A target segment dose of >250 Gy was used based on previous studies that demonstrated a 95% complete response rate in radiation segmentectomies using resin Y90 [9,14]. These studies also reported that a TD of >337 Gy had an 83% sensitivity for complete response with resin microspheres [9]. While five tumors in this cohort received a TD <337 Gy, all of them achieved complete response per mRECIST.

Time from the IR clinic visit to the treatment was shorter in the SSMT cohort compared to the traditional treatment cohort, and this effect persisted even when those with a higher burden of disease (OPTN stage T3 and T4) were excluded. Logistical difficulties with scheduling both a mapping and treatment session in short succession, in addition to the days elapsing between sessions, led to a difference of 34 days between cohorts. While the time to treatment was lower with the SSMT approach, the total procedure time and total fluoroscopy time did not differ between the approaches, which may be explained by several of the following factors: (1) due to the novelty of this approach, the operators may have spent more time achieving adequate catheter position and ensuring safe delivery; (2) the time from the segment volume calculation to the dose delivery in the SSMT cohort increases procedure time; (3) some operators in the traditional cohort did not utilize cone-beam CT, which could lower the procedure time as a whole.
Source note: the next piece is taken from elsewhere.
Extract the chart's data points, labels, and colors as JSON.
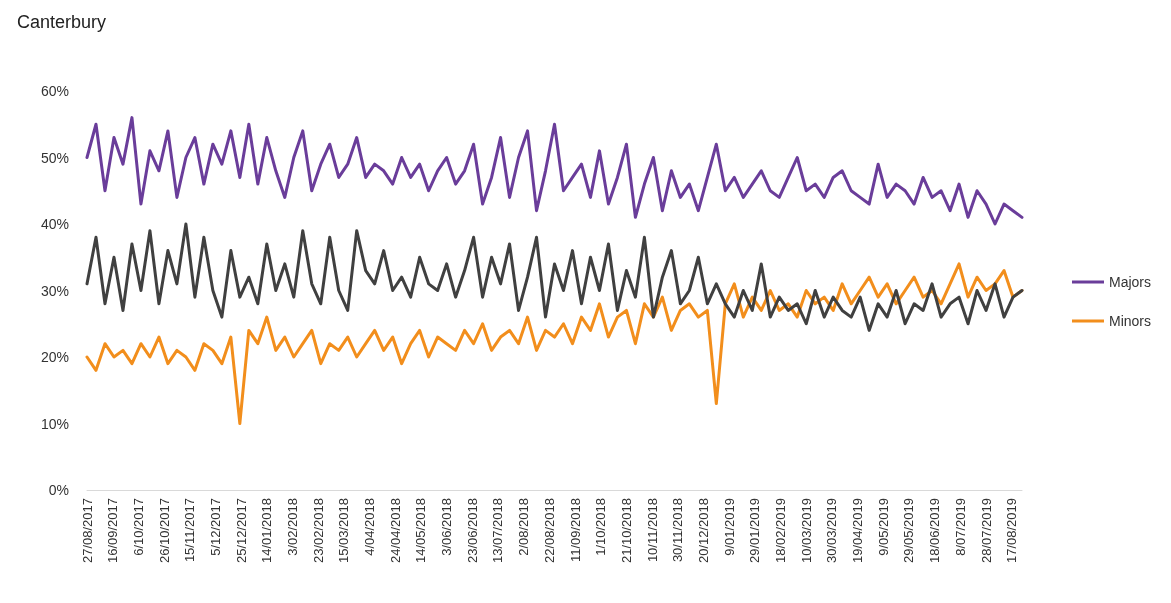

The cost of an SSMT treatment was estimated to be less than a traditional treatment by USD 26,362.11, i.e., the cost of the mapping session. This cost estimation is not meant to be a specific valuation, given that many other factors that could greatly influence cost, such as the procedure time, anesthesia, and specific equipment used were not thoroughly evaluated. Additionally, costs were estimated using CMS codes, and patients insured by other means would incur a different cost. Such a comprehensive evaluation necessary to confidently elucidate the cost gap between treatment approaches is beyond the scope of this work. However, this estimation does serve to elucidate the presumed cost savings by reducing a two-procedure treatment algorithm to one. This is in addition to the savings of the individual patient by reducing patient-specific costs (i.e., travel, lodging, time off of work, etc.).
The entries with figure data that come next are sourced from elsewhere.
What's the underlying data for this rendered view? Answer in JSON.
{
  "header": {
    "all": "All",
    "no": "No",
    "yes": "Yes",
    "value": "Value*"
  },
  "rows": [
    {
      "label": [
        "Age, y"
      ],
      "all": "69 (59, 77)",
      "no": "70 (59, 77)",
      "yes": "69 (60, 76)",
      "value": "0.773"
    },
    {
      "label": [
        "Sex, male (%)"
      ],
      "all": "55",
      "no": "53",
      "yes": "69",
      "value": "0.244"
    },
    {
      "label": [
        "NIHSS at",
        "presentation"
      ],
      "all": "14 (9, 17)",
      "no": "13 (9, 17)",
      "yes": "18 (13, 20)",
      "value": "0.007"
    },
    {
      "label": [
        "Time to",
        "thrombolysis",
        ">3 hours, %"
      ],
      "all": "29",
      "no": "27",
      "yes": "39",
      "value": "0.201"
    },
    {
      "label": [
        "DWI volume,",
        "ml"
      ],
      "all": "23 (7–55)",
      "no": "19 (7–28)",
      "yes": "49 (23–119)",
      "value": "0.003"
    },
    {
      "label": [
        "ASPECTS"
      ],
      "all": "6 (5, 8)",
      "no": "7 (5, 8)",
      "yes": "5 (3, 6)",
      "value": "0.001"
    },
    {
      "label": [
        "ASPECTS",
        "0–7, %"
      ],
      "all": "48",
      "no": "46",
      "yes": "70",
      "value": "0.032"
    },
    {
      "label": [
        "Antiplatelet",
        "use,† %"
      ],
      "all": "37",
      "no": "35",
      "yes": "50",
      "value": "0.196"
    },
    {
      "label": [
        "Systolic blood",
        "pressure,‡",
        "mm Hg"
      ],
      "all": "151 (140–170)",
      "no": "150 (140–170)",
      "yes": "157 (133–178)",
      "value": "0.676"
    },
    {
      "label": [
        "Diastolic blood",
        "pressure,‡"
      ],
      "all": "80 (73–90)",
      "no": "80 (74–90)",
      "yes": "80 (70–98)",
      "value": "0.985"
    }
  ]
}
While an SSMT approach likely reduces healthcare costs, this approach may also be more feasible for select patients. Patients with logistical challenges to attending multiple treatments or clinical conditions that would favor fewer arterial accesses (i.e., hemophilia) may benefit from an SSMT approach. Research has also found that patients with HCC consider variables such as the treatment time and procedure financial burden when making treatment decisions [15]. Offering a single-session treatment may make TARE a more attractive option for these patients, thereby expanding its reach.
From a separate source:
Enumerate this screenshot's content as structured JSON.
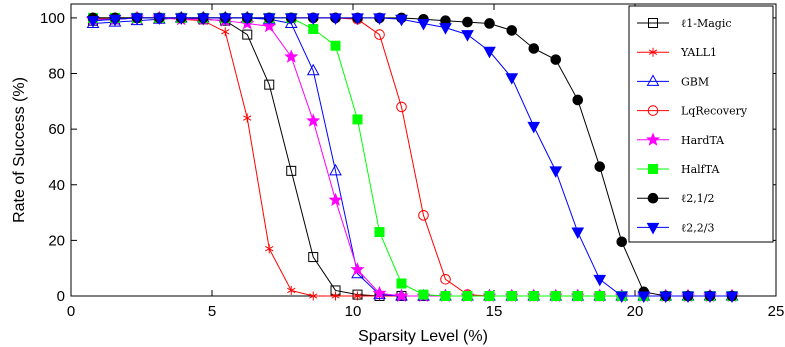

Several important limitations exist and warrant discussion. The retrospective design of this analysis leads to the high potential for error and confounding bias, which may limit the ability to adequately compare these two cohorts. Differences in operator techniques and the use of glass vs. resin in the SSMT vs. traditional cohorts, respectively, also limit direct comparison, but likely to a smaller degree. The single-institution design limits the generalizability of the results. Finally, the treatment cohort was small, limiting the ability to adequately comment on the safety of such an approach. Larger, prospective studies will be best suited for assessing this outcome and are needed to more confidently assess the safety.

5. Conclusions

This study demonstrates that patients with OPTN T2 stage HCC may bypass ^99mTc-MAA mapping when treated with resin Y90 without sacrificing the treatment efficacy or increasing the risk. The absence of serious side effects provides clinical evidence for the safety of altering the Y90 treatment paradigm for select patients. By doing so, patients experience a faster time from evaluation to treatment, and patients, along with the healthcare system, could be spared an additional procedure and the associated risks, burdens, and costs. Validating this approach with large, prospective studies is essential to provide stronger evidence supporting this novel approach.